Sie zog an ihrem T-Shirt und schüttelte es.

»Und diese Hitze macht die Sache auch nicht besser. Nachts ist die ganze Stadt auf den Beinen. Eine Regenperiode wäre jetzt toll. Dann bleiben die Leute wenigstens zu Hause.«

Sie blieben ein wenig zu lange sitzen. Sie redeten über alles und nichts. Sie waren gute Kollegen, denen nie der Gesprächsstoff ausging, die aber nur wenig übereinander wussten. Lediglich, dass sie beide ihre Arbeit mochten, dass sie sie ernst nahmen und dass die eine tüchtiger war als der andere. Das spielte keine große Rolle für ihre Beziehung. Sie war ausgebildete Polizistin; ihr Ruf war immer gut gewesen, reichte jedoch seit einer dramatischen Geschichte im vergangenen Herbst ins Legendäre. Er stapfte seit über sechs Jahren als mittelmäßiger Jurist im Haus herum, niemals strahlend, niemals blendend. Aber im Laufe der Zeit hatte er sich den Ruf erarbeiten können, pflichtbewusst und fleißig zu sein. Und er hatte in der erwähnten dramatischen Geschichte eine entscheidende Rolle gespielt, weshalb er jetzt mehr denn je als solide und zuverlässig galt: als ziemlich uninteressant also.

Vielleicht ergänzten sie einander. Vielleicht steckte die Tatsache, dass sie nie miteinander konkurrierten, hinter ihrer guten Zusammenarbeit. Aber es war eine seltsame, von den sechs Mauern des Polizeigebäudes begrenzte Freundschaft. Håkon Sand bedauerte das sehr und hatte mehrmals versucht, es zu ändern. Es war nun schon eine Weile her, dass er so ganz nebenbei ein Essen vorgeschlagen hatte. Er war so schroff abgewiesen worden, dass er auch lange keinen Versuch mehr unternehmen würde.

»Na gut, vergessen wir erst mal den blutigen Schuppen. Ich hab’ auch sonst genug zu tun.«

Hanne Wilhelmsen klopfte auf einen hohen Stapel von Ordnern, die in einem Fach beim Fenster lagen.
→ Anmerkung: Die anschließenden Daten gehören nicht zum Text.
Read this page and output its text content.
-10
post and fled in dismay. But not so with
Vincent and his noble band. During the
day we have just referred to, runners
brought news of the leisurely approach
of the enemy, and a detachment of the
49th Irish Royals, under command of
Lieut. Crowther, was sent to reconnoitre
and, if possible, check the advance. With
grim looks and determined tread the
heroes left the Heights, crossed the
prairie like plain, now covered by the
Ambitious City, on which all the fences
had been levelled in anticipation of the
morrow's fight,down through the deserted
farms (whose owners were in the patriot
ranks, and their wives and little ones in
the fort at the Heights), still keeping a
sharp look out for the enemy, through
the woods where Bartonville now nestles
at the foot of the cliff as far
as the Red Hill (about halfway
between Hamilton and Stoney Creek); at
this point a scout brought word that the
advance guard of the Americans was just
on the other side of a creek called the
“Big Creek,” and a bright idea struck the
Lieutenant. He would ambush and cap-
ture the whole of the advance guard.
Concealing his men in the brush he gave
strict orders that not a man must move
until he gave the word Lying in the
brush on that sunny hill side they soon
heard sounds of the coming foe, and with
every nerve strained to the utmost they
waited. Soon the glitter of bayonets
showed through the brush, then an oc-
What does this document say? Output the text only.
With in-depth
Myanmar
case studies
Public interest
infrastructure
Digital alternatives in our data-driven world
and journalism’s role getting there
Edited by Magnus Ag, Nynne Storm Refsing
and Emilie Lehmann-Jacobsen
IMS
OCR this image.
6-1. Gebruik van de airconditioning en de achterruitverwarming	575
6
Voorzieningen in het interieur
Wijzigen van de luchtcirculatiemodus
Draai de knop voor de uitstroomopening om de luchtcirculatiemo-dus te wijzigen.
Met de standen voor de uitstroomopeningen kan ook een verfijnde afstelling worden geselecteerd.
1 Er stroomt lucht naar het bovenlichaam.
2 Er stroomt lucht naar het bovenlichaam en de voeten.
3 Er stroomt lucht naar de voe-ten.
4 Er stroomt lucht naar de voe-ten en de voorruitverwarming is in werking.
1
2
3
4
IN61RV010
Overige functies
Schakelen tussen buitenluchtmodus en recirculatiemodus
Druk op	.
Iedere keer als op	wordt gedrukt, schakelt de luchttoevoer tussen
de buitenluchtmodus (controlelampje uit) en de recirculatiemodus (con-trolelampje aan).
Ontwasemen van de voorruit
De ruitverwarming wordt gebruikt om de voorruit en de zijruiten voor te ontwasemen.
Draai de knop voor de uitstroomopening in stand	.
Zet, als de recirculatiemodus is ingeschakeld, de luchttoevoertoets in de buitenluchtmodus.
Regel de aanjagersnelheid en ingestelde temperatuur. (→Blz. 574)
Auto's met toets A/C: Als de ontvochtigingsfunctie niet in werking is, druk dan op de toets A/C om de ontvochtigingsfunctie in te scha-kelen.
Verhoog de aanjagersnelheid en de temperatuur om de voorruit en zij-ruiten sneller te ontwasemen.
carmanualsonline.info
»Haben wir doch alle«, erwiderte der Polizeijurist und ging die zwanzig Meter über den Flur zu seinem eigenen Büro.

 

»Warum warst du noch nie mit mir hier?«

Die Frau auf der anderen Seite des kleinen Zweipersonentisches lächelte vorwurfsvoll und fasste nach seiner Hand.

»Ich wusste doch nicht, ob du dieses Essen magst«, antwortete er, sichtlich froh darüber, dass die Mahlzeit so gut angekommen war. Die tadellos gekleideten pakistanischen Kellner, deren Sprache anzudeuten schien, dass sie in einem Osloer Krankenhaus geboren worden waren und nicht in einem Gesundheitszentrum in Karachi, hatten sie zuvorkommend durch das Menü gelotst.

»Es liegt ein bisschen blöd«, sagte er nun. »Aber ansonsten gehört es zu meinen Lieblingsrestaurants. Gutes Essen, tolle Bedienung und Preise, die sich ein Staatsangestellter leisten kann.«

»Du warst also schon öfter hier«, sagte sie. »Mit wem denn?«

Er gab keine Antwort, sondern hob sein Glas, um zu verbergen, wie peinlich ihm diese Frage war. Alle seine Frauen waren hier gewesen. Die ganz kurzfristigen, viel weniger, als ihm lieb war, und die zwei oder drei, mit denen er einige Monate durchgehalten hatte. Jedes Mal hatte er an sie gedacht. Daran, wie es wäre, mit Karen Borg hier zu sitzen. Und nun saßen sie hier.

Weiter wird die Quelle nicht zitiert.